Stanley Kubrick (; * 26.
Juli 1928 in New York City; † 7. März 1999 im Childwickbury Manor bei London) war ein US-amerikanischer Regisseur, Produzent, Drehbuchautor und Fotograf. Seine Filme werden vor allem für ihre tiefe intellektuelle Symbolik und ihre technische Perfektion gelobt. Kubrick versuchte, das Medium selbst zu erforschen, indem er jedes Genre analytisch zerlegte, um seine Bestandteile zu etwas Neuem zusammenzusetzen. Der Regisseur war aber auch berüchtigt dafür, jede Szene bis ins kleinste Detail zu perfektionieren und dabei die Schauspieler bis an ihre psychischen und physischen Grenzen zu führen. Seine Filme oszillieren zwischen Ordnung und Chaos und ergeben so eine filmische Conditio humana.
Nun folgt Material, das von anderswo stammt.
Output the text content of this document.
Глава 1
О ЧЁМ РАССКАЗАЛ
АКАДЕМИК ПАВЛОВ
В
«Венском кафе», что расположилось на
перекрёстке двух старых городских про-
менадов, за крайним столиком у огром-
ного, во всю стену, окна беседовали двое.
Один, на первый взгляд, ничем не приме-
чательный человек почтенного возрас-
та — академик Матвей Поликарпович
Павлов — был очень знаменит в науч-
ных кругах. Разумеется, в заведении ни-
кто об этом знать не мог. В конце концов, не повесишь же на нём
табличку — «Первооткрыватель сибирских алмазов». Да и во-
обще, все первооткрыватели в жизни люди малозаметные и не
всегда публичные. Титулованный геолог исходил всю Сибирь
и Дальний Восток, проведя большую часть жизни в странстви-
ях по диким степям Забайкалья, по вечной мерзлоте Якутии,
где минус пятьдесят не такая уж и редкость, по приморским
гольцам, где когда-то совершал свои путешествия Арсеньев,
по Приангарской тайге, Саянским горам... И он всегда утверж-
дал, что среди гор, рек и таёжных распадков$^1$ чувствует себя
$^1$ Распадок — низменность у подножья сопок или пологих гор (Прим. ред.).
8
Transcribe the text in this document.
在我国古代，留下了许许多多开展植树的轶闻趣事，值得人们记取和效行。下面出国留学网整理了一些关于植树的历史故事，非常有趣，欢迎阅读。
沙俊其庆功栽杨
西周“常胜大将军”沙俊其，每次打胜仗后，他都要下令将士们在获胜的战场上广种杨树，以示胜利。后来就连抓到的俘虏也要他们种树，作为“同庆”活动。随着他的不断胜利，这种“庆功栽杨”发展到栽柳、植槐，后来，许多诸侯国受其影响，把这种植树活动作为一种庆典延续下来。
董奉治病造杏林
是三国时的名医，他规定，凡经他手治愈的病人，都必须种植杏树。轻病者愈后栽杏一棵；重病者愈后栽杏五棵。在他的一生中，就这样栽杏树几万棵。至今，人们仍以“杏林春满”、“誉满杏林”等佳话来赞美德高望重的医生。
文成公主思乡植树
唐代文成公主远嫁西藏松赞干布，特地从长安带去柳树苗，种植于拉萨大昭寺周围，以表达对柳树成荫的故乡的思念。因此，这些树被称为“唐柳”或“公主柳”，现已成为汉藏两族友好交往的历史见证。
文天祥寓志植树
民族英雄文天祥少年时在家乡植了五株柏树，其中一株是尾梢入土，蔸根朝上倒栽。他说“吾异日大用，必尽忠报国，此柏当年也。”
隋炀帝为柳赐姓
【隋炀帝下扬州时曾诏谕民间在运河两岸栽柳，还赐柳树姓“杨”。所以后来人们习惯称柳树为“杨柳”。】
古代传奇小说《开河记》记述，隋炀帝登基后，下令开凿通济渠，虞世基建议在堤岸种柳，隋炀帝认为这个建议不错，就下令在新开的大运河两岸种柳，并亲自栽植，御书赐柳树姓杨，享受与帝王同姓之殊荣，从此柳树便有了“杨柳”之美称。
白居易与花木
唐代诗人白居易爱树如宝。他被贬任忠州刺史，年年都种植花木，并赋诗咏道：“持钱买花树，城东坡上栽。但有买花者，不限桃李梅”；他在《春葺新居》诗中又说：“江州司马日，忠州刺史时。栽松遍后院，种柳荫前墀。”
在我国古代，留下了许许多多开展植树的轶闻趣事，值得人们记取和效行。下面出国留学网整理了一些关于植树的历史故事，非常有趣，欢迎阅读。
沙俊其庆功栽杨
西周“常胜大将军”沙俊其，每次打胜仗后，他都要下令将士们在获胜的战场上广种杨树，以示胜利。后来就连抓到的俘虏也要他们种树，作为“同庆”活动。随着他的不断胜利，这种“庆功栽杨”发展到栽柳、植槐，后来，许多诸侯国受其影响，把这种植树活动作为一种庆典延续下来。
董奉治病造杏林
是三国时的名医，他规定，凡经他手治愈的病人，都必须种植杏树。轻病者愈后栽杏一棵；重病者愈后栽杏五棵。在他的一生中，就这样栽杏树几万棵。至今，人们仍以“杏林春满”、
Filmschaffende und -kritiker zählen Kubrick zu den bedeutendsten Filmemachern aller Zeiten, obwohl er nie einen Oscar als bester Regisseur erhalten hat.
Stanley Kubrick war das erste von zwei Kindern. Seine Eltern Jacob Leonard Kubrick (1902–1985), ein Chirurg, und Sadie Gertrude Kubrick (geb. Perveler; 1903–1985), stammten aus jüdischen Familien, alle Großeltern waren aus dem österreichisch-ungarischen Galizien eingewandert. 1934 kam Kubricks Schwester Barbara Mary zur Welt.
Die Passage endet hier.